Hi, I am having an issue with BWA genome alignment where sequence information is not being stored (i.e. sequence output in bam file is a * ). Can anyone tell me why this is happening and how to retrieve my sequences?? I need them for doing downstream SNP analysis. My code for alignment, sam to bam and sorting: bwa mem -t $cpu -r 1 -a -M -R $rg $genome $l | \ sambamba view -t $cpu -f bam -h -S /dev/stdin | \ sambamba sort -t $cpu -o $aligned/$flow/$lane/${nameNoExt}_RG_sorted.bam /dev/stdin
where $rg is my read group tag, $genome is the path to my genome file and $l is the loop to my input files
Here is a portion of the output when using: samtools view /path/to/file.bam | head -n 20 The first two have their sequences, while the remaining three output sequences have stars as their sequences. How can I tell bwa to keep these sequences?
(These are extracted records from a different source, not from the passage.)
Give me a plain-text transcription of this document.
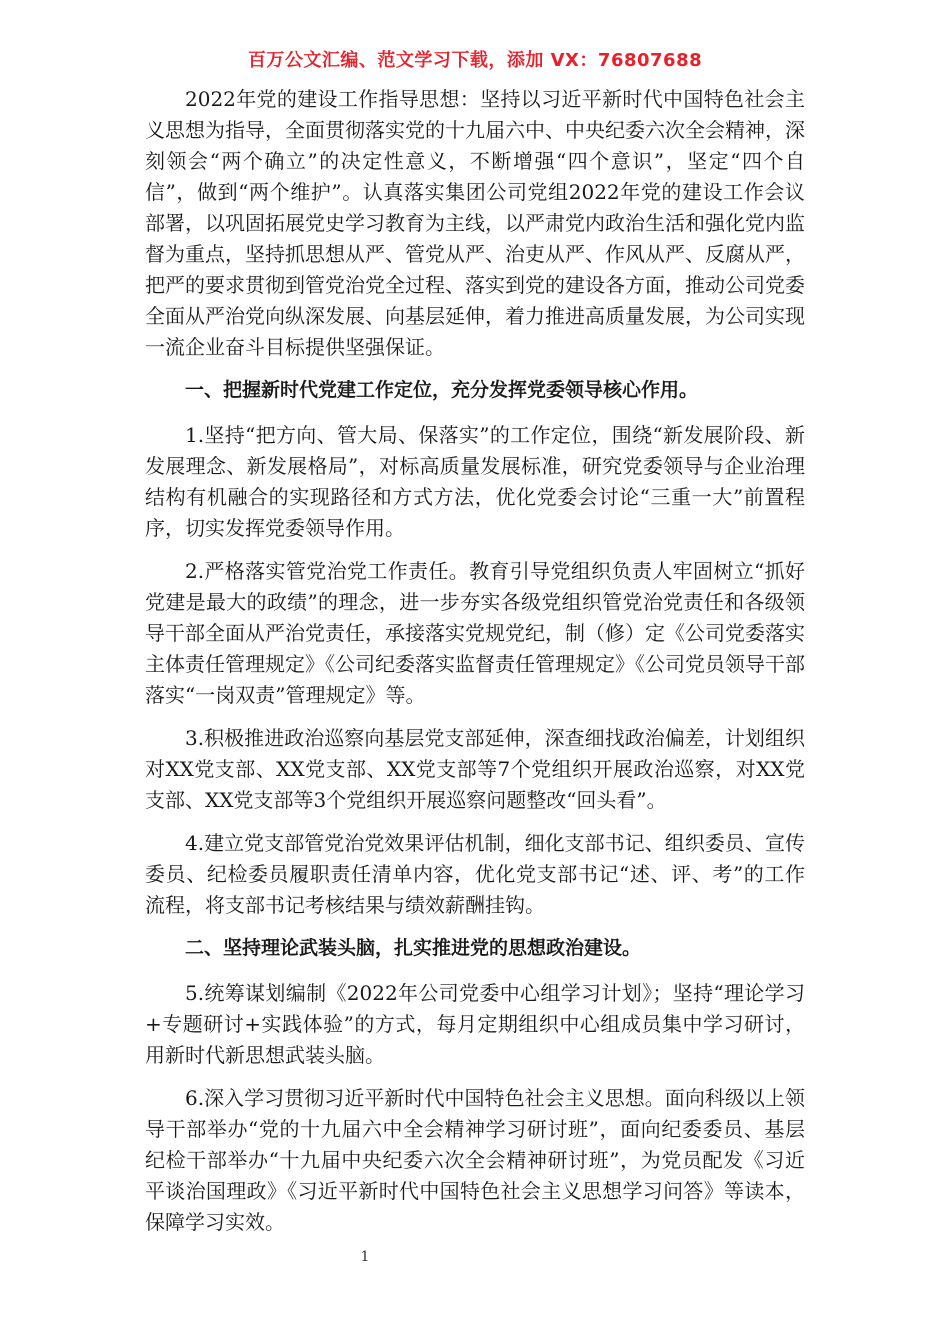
百万公文汇编、范文学习下载，添加 VX：76807688

2022年党的建设工作指导思想：坚持以习近平新时代中国特色社会主义思想为指导，全面贯彻落实党的十九届六中、中央纪委六次全会精神，深刻领会“两个确立”的决定性意义，不断增强“四个意识”，坚定“四个自信”，做到“两个维护”。认真落实集团公司党组2022年党的建设工作会议部署，以巩固拓展党史学习教育为主线，以严肃党内政治生活和强化党内监督为重点，坚持抓思想从严、管党从严、治吏从严、作风从严、反腐从严，把严的要求贯彻到管党治党全过程、落实到党的建设各方面，推动公司党委全面从严治党向纵深发展、向基层延伸，着力推进高质量发展，为公司实现一流企业奋斗目标提供坚强保证。

一、把握新时代党建工作定位，充分发挥党委领导核心作用。

1.坚持“把方向、管大局、保落实”的工作定位，围绕“新发展阶段、新发展理念、新发展格局”，对标高质量发展标准，研究党委领导与企业治理结构有机融合的实现路径和方式方法，优化党委会讨论“三重一大”前置程序，切实发挥党委领导作用。

2.严格落实管党治党工作责任。教育引导党组织负责人牢固树立“抓好党建是最大的政绩”的理念，进一步夯实各级党组织管党治党责任和各级领导干部全面从严治党责任，承接落实党规党纪，制（修）定《公司党委落实主体责任管理规定》《公司纪委落实监督责任管理规定》《公司党员领导干部落实“一岗双责”管理规定》等。

3.积极推进政治巡察向基层党支部延伸，深查细找政治偏差，计划组织对XX党支部、XX党支部、XX党支部等7个党组织开展政治巡察，对XX党支部、XX党支部等3个党组织开展巡察问题整改“回头看”。

4.建立党支部管党治党效果评估机制，细化支部书记、组织委员、宣传委员、纪检委员履职责任清单内容，优化党支部书记“述、评、考”的工作流程，将支部书记考核结果与绩效薪酬挂钩。

二、坚持理论武装头脑，扎实推进党的思想政治建设。

5.统筹谋划编制《2022年公司党委中心组学习计划》；坚持“理论学习+专题研讨+实践体验”的方式，每月定期组织中心组成员集中学习研讨，用新时代新思想武装头脑。

6.深入学习贯彻习近平新时代中国特色社会主义思想。面向科级以上领导干部举办“党的十九届六中全会精神学习研讨班”，面向纪委委员、基层纪检干部举办“十九届中央纪委六次全会精神研讨班”，为党员配发《习近平谈治国理政》《习近平新时代中国特色社会主义思想学习问答》等读本，保障学习实效。

1
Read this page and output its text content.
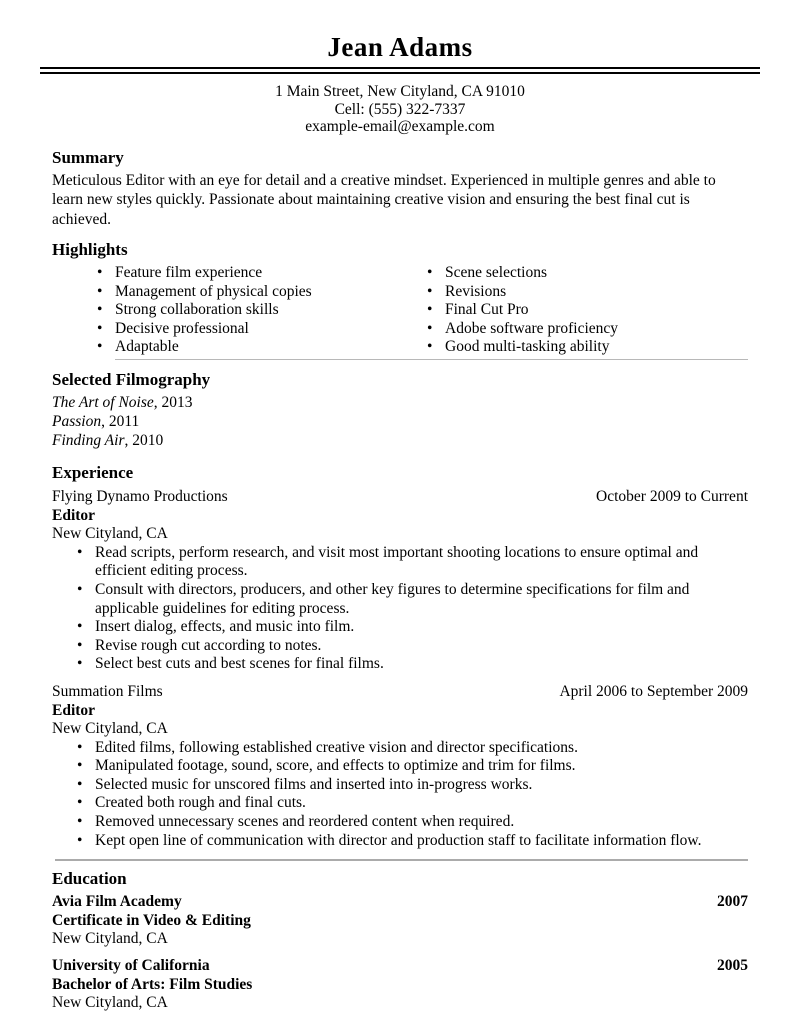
Jean Adams
1 Main Street, New Cityland, CA 91010
Cell: (555) 322-7337
example-email@example.com
Summary

Meticulous Editor with an eye for detail and a creative mindset. Experienced in multiple genres and able to learn new styles quickly. Passionate about maintaining creative vision and ensuring the best final cut is achieved.

Highlights
• Feature film experience
• Management of physical copies
• Strong collaboration skills
• Decisive professional
• Adaptable
• Scene selections
• Revisions
• Final Cut Pro
• Adobe software proficiency
• Good multi-tasking ability
Selected Filmography
The Art of Noise, 2013
Passion, 2011
Finding Air, 2010
Experience
Flying Dynamo Productions	October 2009 to Current
Editor
New Cityland, CA
• Read scripts, perform research, and visit most important shooting locations to ensure optimal and efficient editing process.
• Consult with directors, producers, and other key figures to determine specifications for film and applicable guidelines for editing process.
• Insert dialog, effects, and music into film.
• Revise rough cut according to notes.
• Select best cuts and best scenes for final films.
Summation Films	April 2006 to September 2009
Editor
New Cityland, CA
• Edited films, following established creative vision and director specifications.
• Manipulated footage, sound, score, and effects to optimize and trim for films.
• Selected music for unscored films and inserted into in-progress works.
• Created both rough and final cuts.
• Removed unnecessary scenes and reordered content when required.
• Kept open line of communication with director and production staff to facilitate information flow.
Education
Avia Film Academy	2007
Certificate in Video & Editing
New Cityland, CA
University of California	2005
Bachelor of Arts: Film Studies
New Cityland, CA
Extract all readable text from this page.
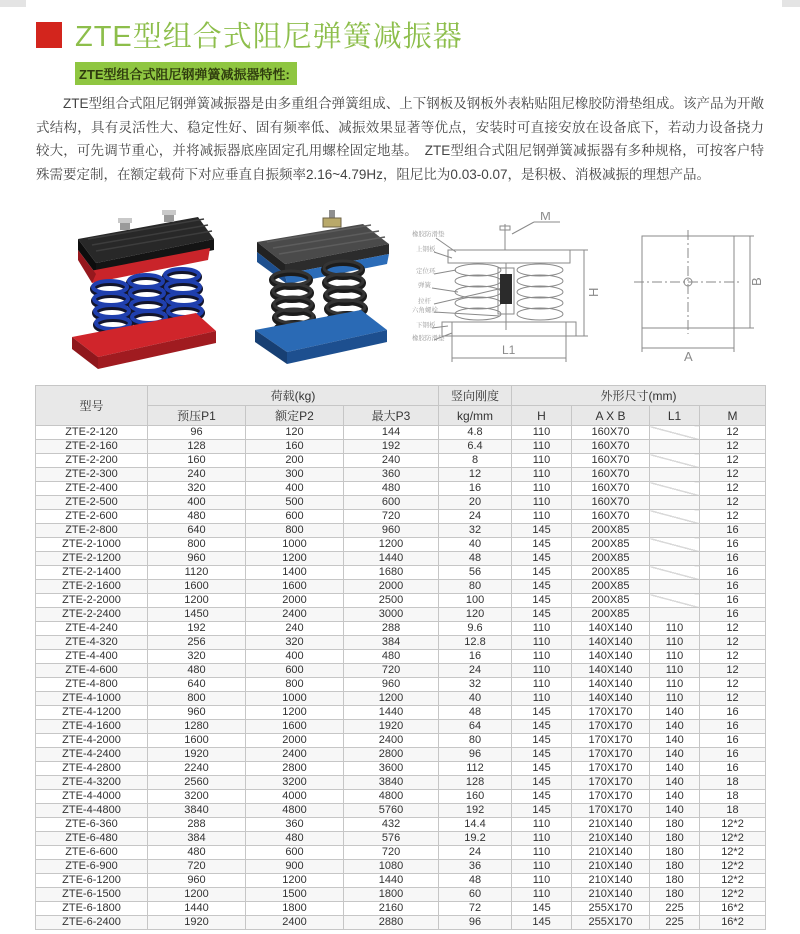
ZTE型组合式阻尼弹簧减振器
ZTE型组合式阻尼钢弹簧减振器特性:
ZTE型组合式阻尼钢弹簧减振器是由多重组合弹簧组成、上下钢板及钢板外表粘贴阻尼橡胶防滑垫组成。该产品为开敞式结构，具有灵活性大、稳定性好、固有频率低、减振效果显著等优点，安装时可直接安放在设备底下，若动力设备挠力较大，可先调节重心，并将减振器底座固定孔用螺栓固定地基。　ZTE型组合式阻尼钢弹簧减振器有多种规格，可按客户特殊需要定制，在额定载荷下对应垂直自振频率2.16~4.79Hz，阻尼比为0.03-0.07，是积极、消极减振的理想产品。
M
H
L1
橡胶防滑垫
上钢板
定位环
弹簧
拉杆
六角螺栓
下钢板
橡胶防滑垫
B
A
型号	荷载(kg)			竖向刚度	外形尺寸(mm)			
	预压P1	额定P2	最大P3	kg/mm	H	A X B	L1	M
ZTE-2-120	96	120	144	4.8	110	160X70		12
ZTE-2-160	128	160	192	6.4	110	160X70		12
ZTE-2-200	160	200	240	8	110	160X70		12
ZTE-2-300	240	300	360	12	110	160X70		12
ZTE-2-400	320	400	480	16	110	160X70		12
ZTE-2-500	400	500	600	20	110	160X70		12
ZTE-2-600	480	600	720	24	110	160X70		12
ZTE-2-800	640	800	960	32	145	200X85		16
ZTE-2-1000	800	1000	1200	40	145	200X85		16
ZTE-2-1200	960	1200	1440	48	145	200X85		16
ZTE-2-1400	1120	1400	1680	56	145	200X85		16
ZTE-2-1600	1600	1600	2000	80	145	200X85		16
ZTE-2-2000	1200	2000	2500	100	145	200X85		16
ZTE-2-2400	1450	2400	3000	120	145	200X85		16
ZTE-4-240	192	240	288	9.6	110	140X140	110	12
ZTE-4-320	256	320	384	12.8	110	140X140	110	12
ZTE-4-400	320	400	480	16	110	140X140	110	12
ZTE-4-600	480	600	720	24	110	140X140	110	12
ZTE-4-800	640	800	960	32	110	140X140	110	12
ZTE-4-1000	800	1000	1200	40	110	140X140	110	12
ZTE-4-1200	960	1200	1440	48	145	170X170	140	16
ZTE-4-1600	1280	1600	1920	64	145	170X170	140	16
ZTE-4-2000	1600	2000	2400	80	145	170X170	140	16
ZTE-4-2400	1920	2400	2800	96	145	170X170	140	16
ZTE-4-2800	2240	2800	3600	112	145	170X170	140	16
ZTE-4-3200	2560	3200	3840	128	145	170X170	140	18
ZTE-4-4000	3200	4000	4800	160	145	170X170	140	18
ZTE-4-4800	3840	4800	5760	192	145	170X170	140	18
ZTE-6-360	288	360	432	14.4	110	210X140	180	12*2
ZTE-6-480	384	480	576	19.2	110	210X140	180	12*2
ZTE-6-600	480	600	720	24	110	210X140	180	12*2
ZTE-6-900	720	900	1080	36	110	210X140	180	12*2
ZTE-6-1200	960	1200	1440	48	110	210X140	180	12*2
ZTE-6-1500	1200	1500	1800	60	110	210X140	180	12*2
ZTE-6-1800	1440	1800	2160	72	145	255X170	225	16*2
ZTE-6-2400	1920	2400	2880	96	145	255X170	225	16*2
HWI-ST521:68:C07EDACXX:2:2106:17357:162867 0 Gm01 30991 60 93M * 0 0 CAGCGTGAAGGGAACGAGTATTATTATTTATAACCAGCCACGTCATCAAGAGAAGAATATGGAAGGTGGATCGGGCCTTGCTATCCACACCCC FFFHFHHDHIIGJIJIJIEFGIJJJIIJJCIHGIGIIJJIJIGHGGFGIECHIIIIEHHHHEDFF<;@CACD>BBBBBC>ACDDCC>?><<@5 NM:i:1 MD:Z:45G47 AS:i:88 XS:i:0 RG:Z:PI438460
HWI-ST521:68:C07EDACXX:2:1103:2382:91229 0 Gm01 33652 60 49M * 0 0 CAGCAATTCTGATAACAGTACCATTTTTTTTTTTGGAAGGCAAAATTAG FFFHHHGHEGIBHIJIJJHIIGGIIJJJJJJJIGBHA?EC2?DECA;;; NM:i:0 MD:Z:49 AS:i:49 XS:i:26 RG:Z:PI438460
HWI-ST521:68:C07EDACXX:2:2106:5869:22021 256 Gm01 33999 0 60M34H * 0 0 * * NM:i:1 MD:Z:45T14 AS:i:55 RG:Z:PI438460
HWI-ST521:68:C07EDACXX:2:1101:3451:56376 256 Gm01 33999 0 59M35H * 0 0 * * NM:i:2 MD:Z:45T5A7 AS:i:49 RG:Z:PI438460
HWI-ST521:68:C07EDACXX:2:2106:19619:31878 256 Gm01 33999 0 59M35H * 0 0 * * NM:i:2 MD:Z:45T5A7 AS:i:49 RG:Z:PI438460
Hello tanya.copley!
It appears that your post has been cross-posted to another site: http://seqanswers.com/forums/showthread.php?p=200869#post200869
This is typically not recommended as it runs the risk of annoying people in both communities.